Was ist ein Faszist?
Ein Blick in Wikipedia belehrt mich, dass das Wort Faschist von fascio kommt, was Bund bedeutet, und mich gleich an Faszien erinnert, was aber von italienisch fascia = Band abgeleitet ist – Band, Bund – Faszisten sind wir demnach alle.
Faszien halten zum Beispiel die Organe an ihrem vorgegebenen Platz, ohne sie allzu sehr in ihrer notwendigen Mobilität einzuschränken, was ein schönes Bild ist für die Freiheit, die auch für die Leber eben Einsicht in die Notwendigkeit bedeutet, da zu arbeiten, wo sie hingehört.
Freiheitsillusionen
„Freie Fahrt für freie Bürger“ war von Anfang an eine Illusion, weil sie eingeschränkt war von dem Bedürfnis der anderen „freien“ Bürger, einen von der Überholspur zu verscheuchen.
Die einzig absolute Freiheit gibt es vielleicht im Suizid (obwohl man da bei der Wahl der Mittel auch ziemlich begrenzt ist), alle anderen Freiheiten sind eingeschränkt, entweder faktisch durch die Gesetze der Natur oder juristisch durch die Gesetze der Kultur.
Selbst Gesetzesübertretungen oder das Austesten von Grenzen sind durch Fähigkeiten, technische Möglichkeiten beschränkt. Äußerungen auf Twitter werden von Algorithmen kontrolliert.
Und am Ende muss ich mich diesen Notwendigkeiten beugen (und mich trotzdem frei fühlen).

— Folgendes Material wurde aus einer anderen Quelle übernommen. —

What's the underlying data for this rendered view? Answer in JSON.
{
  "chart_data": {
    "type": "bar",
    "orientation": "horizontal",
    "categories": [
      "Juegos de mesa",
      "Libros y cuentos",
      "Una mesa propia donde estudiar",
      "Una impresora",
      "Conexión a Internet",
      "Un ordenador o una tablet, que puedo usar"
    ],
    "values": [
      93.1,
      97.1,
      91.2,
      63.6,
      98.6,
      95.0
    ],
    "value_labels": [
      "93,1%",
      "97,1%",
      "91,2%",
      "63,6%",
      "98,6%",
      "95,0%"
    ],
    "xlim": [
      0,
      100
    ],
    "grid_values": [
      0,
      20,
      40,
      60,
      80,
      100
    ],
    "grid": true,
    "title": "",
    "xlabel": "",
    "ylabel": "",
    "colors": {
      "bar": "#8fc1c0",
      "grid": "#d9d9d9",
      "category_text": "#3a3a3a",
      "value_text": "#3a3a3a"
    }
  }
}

Ich muss einsehen, dass ich
- nicht schneller als 130 km/h fahren soll, aber auch nicht schneller als 200 km/h (bei meinem Auto) fahren kann;
- den Fleischkonsum reduzieren soll wegen Klima und weil die armen Viecher schlimmer als im KZ gehalten werden;
- zum Fliegen ein Flugzeug oder einen Fallschirm benutzen sollte, weil ich keine Flügel habe;
- GEZ bezahlen muss für Sendungen wie „In aller Freundschaft“, „Sturm der Liebe“ und „Bares für Rares“;
- nicht einfach die Wohnung gegenüber besetzen darf inklusive der heißen Braut, die immerzu auf dem Balkon rumlümmelt, und auch den dazugehörigen Mann darf ich nicht vom Balkon schubsen.

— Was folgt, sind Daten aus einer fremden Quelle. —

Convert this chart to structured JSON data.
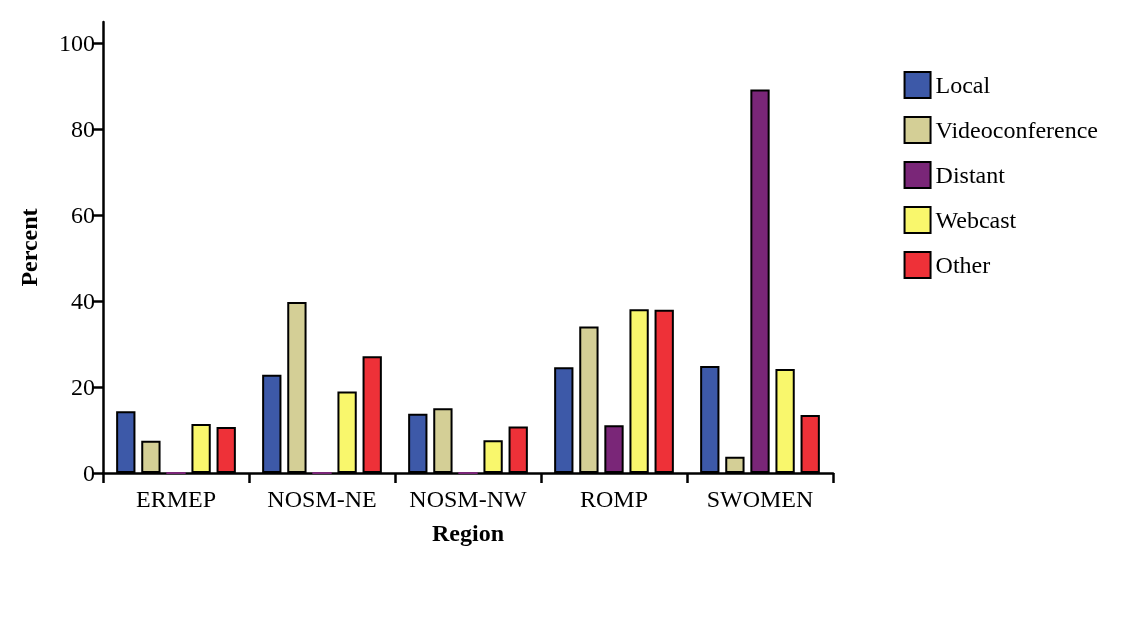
{
  "chart_data": {
    "type": "bar",
    "xlabel": "Region",
    "ylabel": "Percent",
    "categories": [
      "ERMEP",
      "NOSM-NE",
      "NOSM-NW",
      "ROMP",
      "SWOMEN"
    ],
    "series": [
      {
        "name": "Local",
        "color": "#3d59a8",
        "values": [
          14.4,
          22.9,
          13.8,
          24.6,
          24.9
        ]
      },
      {
        "name": "Videoconference",
        "color": "#d4cf96",
        "values": [
          7.5,
          39.8,
          15.1,
          34.1,
          3.8
        ]
      },
      {
        "name": "Distant",
        "color": "#7a2678",
        "values": [
          0,
          0,
          0,
          11.1,
          89.3
        ]
      },
      {
        "name": "Webcast",
        "color": "#f9f76c",
        "values": [
          11.4,
          19.0,
          7.6,
          38.1,
          24.2
        ]
      },
      {
        "name": "Other",
        "color": "#ee3138",
        "values": [
          10.7,
          27.2,
          10.8,
          38.0,
          13.5
        ]
      }
    ],
    "ylim": [
      0,
      105
    ],
    "yticks": [
      0,
      20,
      40,
      60,
      80,
      100
    ],
    "grid": false,
    "legend": "top right"
  }
}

Du sollst nicht töten ist die größte Freiheitseinschränkung, die man sich überhaupt vorstellen kann.
Freiheit ist darum immer nur dann möglich, wenn ich mich innerhalb dieser Einschränkungen bewege. Nur dann kann ich die Restfreiheit überhaupt genießen. Sonst lande ich vor dem Kadi oder unter der Erde.
Noch gar nicht geredet ist da von dem großen Freiheitsregulierer GELD.
Der Mensch muss sich dareinfinden, dass einer quadratkilometerweise Land besetzt hält, was sich Eigentum an Immobilien nennt, drei Bugatti in der Garage stehen hat und mit einer Jacht über die Weltmeere schippert, obwohl er vielleicht gar nichts dafür geleistet hat, während ein anderer achtzehn Stunden am Tag knuffen muss, um gerade so über die Runden zu kommen.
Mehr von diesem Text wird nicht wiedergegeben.